Well, what if they pass or fail to win the nomination? Neither candidate has announced yet but there is at least one political export who believes the chance of Jeb Bush and Hillary Clinton being on the ballot in 2016 is quite low.

Report from the Kansas City Star:

Charlie Cook, one of the most respected political experts in the country, believes Hillary Clinton has only a 25-30 percent chance of not running for president, and in any case he thinks she is either “rusty” or “she has lost her fastball.” He bases that on her disastrous book tour, in which she said some very inappropriate things and also did not sell many books.

The author of the nonpartisan Cook Political Report newsletter for almost 30 years also disappointed a local audience when he did not give Jeb Bush much of a chance of gaining the Republican nomination.

“Bush has two issues working against him to win the Republican primary for the 2016 presidential election,” Cook said. “One is immigration reform, which he favors; and two, is his advocacy of education reform.”

Neither of those causes would sit well with Republican primary voters, Cook said.

He expects the next Republican nominee to be either a tea party Senator or a governor from the Midwest. He wouldn’t predict beyond that.
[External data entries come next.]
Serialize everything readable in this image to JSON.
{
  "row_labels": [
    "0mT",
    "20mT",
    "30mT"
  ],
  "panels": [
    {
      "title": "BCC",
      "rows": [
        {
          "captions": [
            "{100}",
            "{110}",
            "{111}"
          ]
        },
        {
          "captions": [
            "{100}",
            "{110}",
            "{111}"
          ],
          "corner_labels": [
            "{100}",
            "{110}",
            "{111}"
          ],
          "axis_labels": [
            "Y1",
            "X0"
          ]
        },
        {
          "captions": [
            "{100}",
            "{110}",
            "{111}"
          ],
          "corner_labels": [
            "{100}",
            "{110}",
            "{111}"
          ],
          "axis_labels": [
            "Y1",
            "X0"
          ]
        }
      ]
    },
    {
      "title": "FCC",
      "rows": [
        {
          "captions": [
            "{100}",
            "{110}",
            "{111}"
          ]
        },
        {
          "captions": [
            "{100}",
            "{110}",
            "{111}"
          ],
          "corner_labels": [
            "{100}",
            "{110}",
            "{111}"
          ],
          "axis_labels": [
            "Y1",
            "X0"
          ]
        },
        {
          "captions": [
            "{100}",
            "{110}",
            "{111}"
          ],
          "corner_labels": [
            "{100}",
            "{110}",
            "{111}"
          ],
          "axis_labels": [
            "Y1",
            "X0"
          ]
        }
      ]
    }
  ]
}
I think the chance that Hillary runs for President is far greater than 50%. Whether she wins the nomination, that can be debated. However, given the polls on the Democratic side and wide support from Democratic donors, why shouldn’t she at least launch a campaign? The notion that she might defer because of a bad book tour is, I think, shortsighted in the political world.

In the case of Jeb Bush, he does hold some positions which are outside the mainstream of the conservative base within the Republican Party. Immigration is one and the education issue will become one as soon as his opponents start cutting ads and making him defend support for the Common Core educational standard.

Both candidates have hurdles to over come before they could hope to appear on the 2016 ballot.

Correction: The original story from the Kansas City Star misquoted Charlie Cookie concerning Hillary Clinton’s chances of running. Cook actually said that Hillary only has a 25-30 percent chance of NOT running, as opposed to a 25-30 percent chance of running.